Falling Dollar
November 16, 2004
There is no question right now that the US dollar is falling relative to foreign currencies. The important issue is what effect the falling dollar will have. The New York Times suggests three possible scenarios:
1. The US can continue to borrow indefinitely because today's financial markets have created a virtually unlimited source of capital.
2. The dollar will be propped up by Asian countries; a strong dollar benefits their labor and export markets
3. The dollar will collapse, leading to unemployment, inflation, and overall nastiness in the US economy.
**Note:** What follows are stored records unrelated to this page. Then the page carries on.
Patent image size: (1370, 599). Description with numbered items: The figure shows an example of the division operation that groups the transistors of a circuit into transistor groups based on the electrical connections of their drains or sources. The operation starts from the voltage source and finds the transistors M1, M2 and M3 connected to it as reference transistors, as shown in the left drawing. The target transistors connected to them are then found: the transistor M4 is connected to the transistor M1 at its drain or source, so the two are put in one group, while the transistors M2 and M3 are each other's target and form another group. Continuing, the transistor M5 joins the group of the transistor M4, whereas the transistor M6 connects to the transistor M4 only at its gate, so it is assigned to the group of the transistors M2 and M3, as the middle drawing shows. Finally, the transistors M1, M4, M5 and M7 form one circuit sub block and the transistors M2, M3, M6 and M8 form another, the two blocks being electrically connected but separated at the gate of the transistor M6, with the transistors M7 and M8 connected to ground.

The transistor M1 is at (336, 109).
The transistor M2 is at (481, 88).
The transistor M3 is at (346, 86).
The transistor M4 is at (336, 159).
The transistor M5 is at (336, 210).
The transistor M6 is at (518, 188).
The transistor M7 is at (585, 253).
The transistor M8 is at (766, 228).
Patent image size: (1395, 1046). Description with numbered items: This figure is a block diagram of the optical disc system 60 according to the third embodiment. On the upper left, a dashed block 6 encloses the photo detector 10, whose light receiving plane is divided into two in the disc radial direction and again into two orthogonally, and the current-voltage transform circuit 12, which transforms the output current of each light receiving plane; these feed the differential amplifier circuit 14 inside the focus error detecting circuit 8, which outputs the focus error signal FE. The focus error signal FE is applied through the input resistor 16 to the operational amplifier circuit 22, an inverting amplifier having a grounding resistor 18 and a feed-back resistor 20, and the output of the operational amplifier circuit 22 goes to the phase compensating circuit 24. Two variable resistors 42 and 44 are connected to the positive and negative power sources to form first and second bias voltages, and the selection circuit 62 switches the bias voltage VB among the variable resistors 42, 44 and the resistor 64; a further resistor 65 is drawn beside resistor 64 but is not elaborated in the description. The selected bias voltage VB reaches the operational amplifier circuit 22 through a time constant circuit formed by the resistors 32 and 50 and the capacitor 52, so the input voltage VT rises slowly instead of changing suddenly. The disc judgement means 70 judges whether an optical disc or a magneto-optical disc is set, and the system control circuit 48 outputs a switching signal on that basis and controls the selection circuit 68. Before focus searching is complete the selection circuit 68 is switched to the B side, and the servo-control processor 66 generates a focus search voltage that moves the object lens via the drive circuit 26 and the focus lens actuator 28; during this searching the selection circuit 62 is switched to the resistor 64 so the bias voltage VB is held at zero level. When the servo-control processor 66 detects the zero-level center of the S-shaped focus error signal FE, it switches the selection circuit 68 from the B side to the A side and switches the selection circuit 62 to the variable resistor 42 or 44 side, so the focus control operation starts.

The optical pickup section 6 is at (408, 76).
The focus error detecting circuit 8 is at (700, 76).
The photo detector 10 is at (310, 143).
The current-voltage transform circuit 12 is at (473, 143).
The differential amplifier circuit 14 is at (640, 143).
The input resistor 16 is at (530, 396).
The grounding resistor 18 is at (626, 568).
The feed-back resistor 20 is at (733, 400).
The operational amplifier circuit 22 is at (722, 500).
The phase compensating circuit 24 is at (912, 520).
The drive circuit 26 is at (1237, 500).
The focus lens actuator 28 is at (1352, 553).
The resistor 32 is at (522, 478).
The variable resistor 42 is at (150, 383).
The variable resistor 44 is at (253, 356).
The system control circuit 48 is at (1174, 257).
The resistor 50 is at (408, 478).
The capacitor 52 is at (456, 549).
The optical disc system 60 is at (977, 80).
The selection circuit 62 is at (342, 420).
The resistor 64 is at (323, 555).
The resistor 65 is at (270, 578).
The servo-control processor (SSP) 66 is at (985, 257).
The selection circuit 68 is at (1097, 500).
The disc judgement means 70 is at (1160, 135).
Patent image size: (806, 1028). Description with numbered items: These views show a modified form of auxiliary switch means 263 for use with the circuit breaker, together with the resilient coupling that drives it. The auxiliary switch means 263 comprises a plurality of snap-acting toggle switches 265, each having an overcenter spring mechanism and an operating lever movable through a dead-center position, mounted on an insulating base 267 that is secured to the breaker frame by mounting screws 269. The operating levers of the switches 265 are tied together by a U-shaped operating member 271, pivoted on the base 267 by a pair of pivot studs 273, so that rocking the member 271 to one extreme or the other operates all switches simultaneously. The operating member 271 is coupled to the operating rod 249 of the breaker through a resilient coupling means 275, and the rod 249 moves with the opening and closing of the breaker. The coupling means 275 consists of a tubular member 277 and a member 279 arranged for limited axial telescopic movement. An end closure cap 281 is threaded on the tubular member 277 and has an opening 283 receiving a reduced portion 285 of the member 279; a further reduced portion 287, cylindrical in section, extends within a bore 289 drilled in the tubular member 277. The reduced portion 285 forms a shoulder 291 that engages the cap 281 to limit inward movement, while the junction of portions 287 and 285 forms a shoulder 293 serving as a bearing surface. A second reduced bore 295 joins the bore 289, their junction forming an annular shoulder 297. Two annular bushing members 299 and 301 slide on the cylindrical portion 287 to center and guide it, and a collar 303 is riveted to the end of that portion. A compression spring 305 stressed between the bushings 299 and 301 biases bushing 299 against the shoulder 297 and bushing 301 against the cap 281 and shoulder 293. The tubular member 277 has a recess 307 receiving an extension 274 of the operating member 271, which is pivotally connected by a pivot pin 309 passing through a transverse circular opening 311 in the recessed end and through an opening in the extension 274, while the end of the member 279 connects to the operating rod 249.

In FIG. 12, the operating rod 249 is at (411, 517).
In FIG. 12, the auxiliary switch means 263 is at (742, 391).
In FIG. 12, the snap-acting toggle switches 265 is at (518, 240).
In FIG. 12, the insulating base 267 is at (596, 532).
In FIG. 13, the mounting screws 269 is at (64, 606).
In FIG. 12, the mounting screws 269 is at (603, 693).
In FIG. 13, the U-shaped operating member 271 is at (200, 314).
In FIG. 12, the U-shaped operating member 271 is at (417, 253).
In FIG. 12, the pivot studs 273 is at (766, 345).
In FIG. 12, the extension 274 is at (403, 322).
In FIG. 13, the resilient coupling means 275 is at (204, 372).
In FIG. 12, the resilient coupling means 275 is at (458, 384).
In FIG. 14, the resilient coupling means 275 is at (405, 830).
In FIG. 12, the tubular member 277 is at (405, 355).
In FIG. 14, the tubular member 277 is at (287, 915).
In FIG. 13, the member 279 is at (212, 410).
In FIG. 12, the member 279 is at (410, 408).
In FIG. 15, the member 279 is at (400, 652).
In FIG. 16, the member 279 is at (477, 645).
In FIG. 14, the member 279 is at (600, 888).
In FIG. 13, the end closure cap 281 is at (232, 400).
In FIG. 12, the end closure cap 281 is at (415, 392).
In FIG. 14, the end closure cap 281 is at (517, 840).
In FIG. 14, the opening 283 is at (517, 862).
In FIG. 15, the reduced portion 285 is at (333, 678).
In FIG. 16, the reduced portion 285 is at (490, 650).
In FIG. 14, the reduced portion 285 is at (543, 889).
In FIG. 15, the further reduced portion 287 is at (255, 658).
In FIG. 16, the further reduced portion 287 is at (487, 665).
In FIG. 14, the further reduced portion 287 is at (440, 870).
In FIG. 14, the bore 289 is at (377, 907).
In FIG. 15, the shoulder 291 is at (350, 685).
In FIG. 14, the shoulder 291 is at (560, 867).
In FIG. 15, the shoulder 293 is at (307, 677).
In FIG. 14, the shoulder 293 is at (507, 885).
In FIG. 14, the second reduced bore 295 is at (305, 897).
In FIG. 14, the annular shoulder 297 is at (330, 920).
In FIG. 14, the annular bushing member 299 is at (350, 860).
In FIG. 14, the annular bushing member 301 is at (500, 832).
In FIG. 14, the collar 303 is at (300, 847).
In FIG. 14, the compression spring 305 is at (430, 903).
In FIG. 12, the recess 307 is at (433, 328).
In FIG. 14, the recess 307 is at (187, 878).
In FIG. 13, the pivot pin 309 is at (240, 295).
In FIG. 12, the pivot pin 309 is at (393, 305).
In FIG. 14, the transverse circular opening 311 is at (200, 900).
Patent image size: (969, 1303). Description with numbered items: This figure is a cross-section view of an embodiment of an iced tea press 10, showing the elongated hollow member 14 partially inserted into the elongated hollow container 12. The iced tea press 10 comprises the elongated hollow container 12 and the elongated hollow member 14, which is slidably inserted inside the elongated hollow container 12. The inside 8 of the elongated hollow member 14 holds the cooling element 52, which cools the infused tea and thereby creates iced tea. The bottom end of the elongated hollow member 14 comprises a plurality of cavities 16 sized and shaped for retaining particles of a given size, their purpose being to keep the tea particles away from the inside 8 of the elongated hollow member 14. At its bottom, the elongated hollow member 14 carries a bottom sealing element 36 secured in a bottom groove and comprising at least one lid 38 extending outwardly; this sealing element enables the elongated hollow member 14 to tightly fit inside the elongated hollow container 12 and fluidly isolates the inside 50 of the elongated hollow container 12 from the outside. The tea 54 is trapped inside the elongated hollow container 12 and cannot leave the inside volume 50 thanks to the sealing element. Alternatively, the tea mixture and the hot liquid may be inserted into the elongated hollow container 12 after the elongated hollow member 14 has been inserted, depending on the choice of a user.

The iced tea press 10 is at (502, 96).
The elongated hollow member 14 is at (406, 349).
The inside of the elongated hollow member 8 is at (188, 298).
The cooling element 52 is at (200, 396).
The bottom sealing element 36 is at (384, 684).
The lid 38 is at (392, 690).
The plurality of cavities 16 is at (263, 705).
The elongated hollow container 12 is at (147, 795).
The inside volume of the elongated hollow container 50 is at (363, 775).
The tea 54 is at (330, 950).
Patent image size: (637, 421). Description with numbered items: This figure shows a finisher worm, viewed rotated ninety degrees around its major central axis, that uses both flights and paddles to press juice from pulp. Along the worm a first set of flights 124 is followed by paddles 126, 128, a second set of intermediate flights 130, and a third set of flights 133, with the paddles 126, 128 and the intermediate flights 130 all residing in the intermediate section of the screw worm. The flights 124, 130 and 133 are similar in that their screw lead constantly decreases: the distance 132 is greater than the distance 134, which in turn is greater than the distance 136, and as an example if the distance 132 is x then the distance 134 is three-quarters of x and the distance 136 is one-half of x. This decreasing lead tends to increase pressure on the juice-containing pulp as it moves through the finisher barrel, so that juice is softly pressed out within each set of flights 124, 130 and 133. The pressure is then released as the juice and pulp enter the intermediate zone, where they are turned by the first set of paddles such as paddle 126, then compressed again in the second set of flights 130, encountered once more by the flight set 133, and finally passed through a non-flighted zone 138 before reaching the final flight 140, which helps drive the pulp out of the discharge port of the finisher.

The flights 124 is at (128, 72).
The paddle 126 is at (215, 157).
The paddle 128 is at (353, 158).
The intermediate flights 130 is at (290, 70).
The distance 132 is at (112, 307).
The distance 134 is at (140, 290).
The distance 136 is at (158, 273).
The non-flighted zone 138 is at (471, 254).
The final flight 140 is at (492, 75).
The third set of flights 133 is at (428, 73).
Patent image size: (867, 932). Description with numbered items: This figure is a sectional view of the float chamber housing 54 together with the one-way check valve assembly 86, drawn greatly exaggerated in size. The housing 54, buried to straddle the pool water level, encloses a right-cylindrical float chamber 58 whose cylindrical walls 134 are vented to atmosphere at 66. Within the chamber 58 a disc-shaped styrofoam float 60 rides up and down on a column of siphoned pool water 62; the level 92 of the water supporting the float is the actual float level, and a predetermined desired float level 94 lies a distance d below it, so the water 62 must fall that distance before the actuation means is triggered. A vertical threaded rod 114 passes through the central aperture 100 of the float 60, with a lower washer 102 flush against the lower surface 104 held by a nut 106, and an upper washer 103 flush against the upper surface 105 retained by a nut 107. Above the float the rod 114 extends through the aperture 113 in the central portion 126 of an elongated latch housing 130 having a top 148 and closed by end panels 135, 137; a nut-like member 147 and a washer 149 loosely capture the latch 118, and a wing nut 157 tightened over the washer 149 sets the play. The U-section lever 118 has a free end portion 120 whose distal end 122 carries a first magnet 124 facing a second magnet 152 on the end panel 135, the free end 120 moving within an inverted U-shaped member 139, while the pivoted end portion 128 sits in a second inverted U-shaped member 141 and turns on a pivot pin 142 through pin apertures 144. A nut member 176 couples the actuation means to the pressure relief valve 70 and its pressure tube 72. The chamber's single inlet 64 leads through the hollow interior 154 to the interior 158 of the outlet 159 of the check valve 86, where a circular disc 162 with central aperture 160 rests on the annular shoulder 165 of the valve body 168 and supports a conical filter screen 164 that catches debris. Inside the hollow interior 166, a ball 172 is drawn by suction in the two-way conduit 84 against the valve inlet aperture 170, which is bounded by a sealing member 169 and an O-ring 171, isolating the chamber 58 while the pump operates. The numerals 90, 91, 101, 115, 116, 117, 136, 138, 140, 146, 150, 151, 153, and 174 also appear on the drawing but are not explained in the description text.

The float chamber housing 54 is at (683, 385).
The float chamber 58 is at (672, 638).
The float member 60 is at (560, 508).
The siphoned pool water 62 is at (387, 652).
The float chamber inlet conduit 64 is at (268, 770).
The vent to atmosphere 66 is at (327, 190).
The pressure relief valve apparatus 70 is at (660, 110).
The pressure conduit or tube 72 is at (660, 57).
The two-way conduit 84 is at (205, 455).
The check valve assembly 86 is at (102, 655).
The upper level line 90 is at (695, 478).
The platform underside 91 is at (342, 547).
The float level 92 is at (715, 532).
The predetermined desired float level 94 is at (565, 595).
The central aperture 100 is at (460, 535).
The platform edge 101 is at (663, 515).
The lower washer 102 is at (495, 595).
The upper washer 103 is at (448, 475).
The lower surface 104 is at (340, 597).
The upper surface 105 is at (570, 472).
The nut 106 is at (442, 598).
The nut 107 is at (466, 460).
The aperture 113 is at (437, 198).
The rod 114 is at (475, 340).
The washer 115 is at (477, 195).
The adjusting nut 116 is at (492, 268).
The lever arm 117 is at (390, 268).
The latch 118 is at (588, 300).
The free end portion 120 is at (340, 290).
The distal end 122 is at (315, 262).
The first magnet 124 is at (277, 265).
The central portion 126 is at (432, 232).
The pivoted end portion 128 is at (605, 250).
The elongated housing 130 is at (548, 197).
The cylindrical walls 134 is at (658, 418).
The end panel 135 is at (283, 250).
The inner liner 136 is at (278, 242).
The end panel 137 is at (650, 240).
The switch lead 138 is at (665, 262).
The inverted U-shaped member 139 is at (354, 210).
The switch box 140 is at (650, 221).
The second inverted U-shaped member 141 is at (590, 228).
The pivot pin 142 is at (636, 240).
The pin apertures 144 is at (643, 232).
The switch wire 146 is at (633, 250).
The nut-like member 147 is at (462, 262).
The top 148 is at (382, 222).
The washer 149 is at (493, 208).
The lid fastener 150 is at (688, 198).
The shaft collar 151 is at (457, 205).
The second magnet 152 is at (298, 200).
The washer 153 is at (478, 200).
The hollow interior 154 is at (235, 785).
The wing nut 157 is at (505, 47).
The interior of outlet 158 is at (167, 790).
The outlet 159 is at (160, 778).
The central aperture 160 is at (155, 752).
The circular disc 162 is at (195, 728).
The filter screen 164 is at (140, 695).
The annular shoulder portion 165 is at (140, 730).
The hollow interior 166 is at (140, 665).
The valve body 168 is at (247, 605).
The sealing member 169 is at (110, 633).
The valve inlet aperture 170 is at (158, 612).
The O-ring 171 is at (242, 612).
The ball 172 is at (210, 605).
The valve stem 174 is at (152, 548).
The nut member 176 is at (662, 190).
I personally believe in choice 4: none of the above. My suspicion is that, as the dollar becomes weaker and weaker, the ability of Asian governments to maintain a high dollar will be tested. In particular, China, which currently pegs its yuan to the dollar, will find it untenable to maintain current exchange rates. While China would not want to harm its nascent economy by lowering the yuan peg, its ruling body would find the idea of black markets for currency or for valuable imported goods. I suspect China would be forced into devaluing the yuan, yet keeping it pegged to the dollar. This might cause some temporary choppiness in the global economy, but not the stagflation of the 1970's. Interest rates would probably rise a few percentage points, unemployment would creep higher, and imported goods would cost more. Still, there are too many interested parties concerned with keeping the US dollar relatively high. It would take a significantly larger shock to the global economy to cause significant stress on the dollar to create a tailspin scenario. The most likely stress of this magnitude would be if Asian borrowers decided not to repurchase US dollar denominated debt. This is not very likely - the US Treasury is universally considered the world's safest investment. Asian investors have stuck by while plummeting interest rates plus a falling dollar have shrank returns on US bonds to near nothing. Now that rates are rising again, pulling out of the US is far less likely.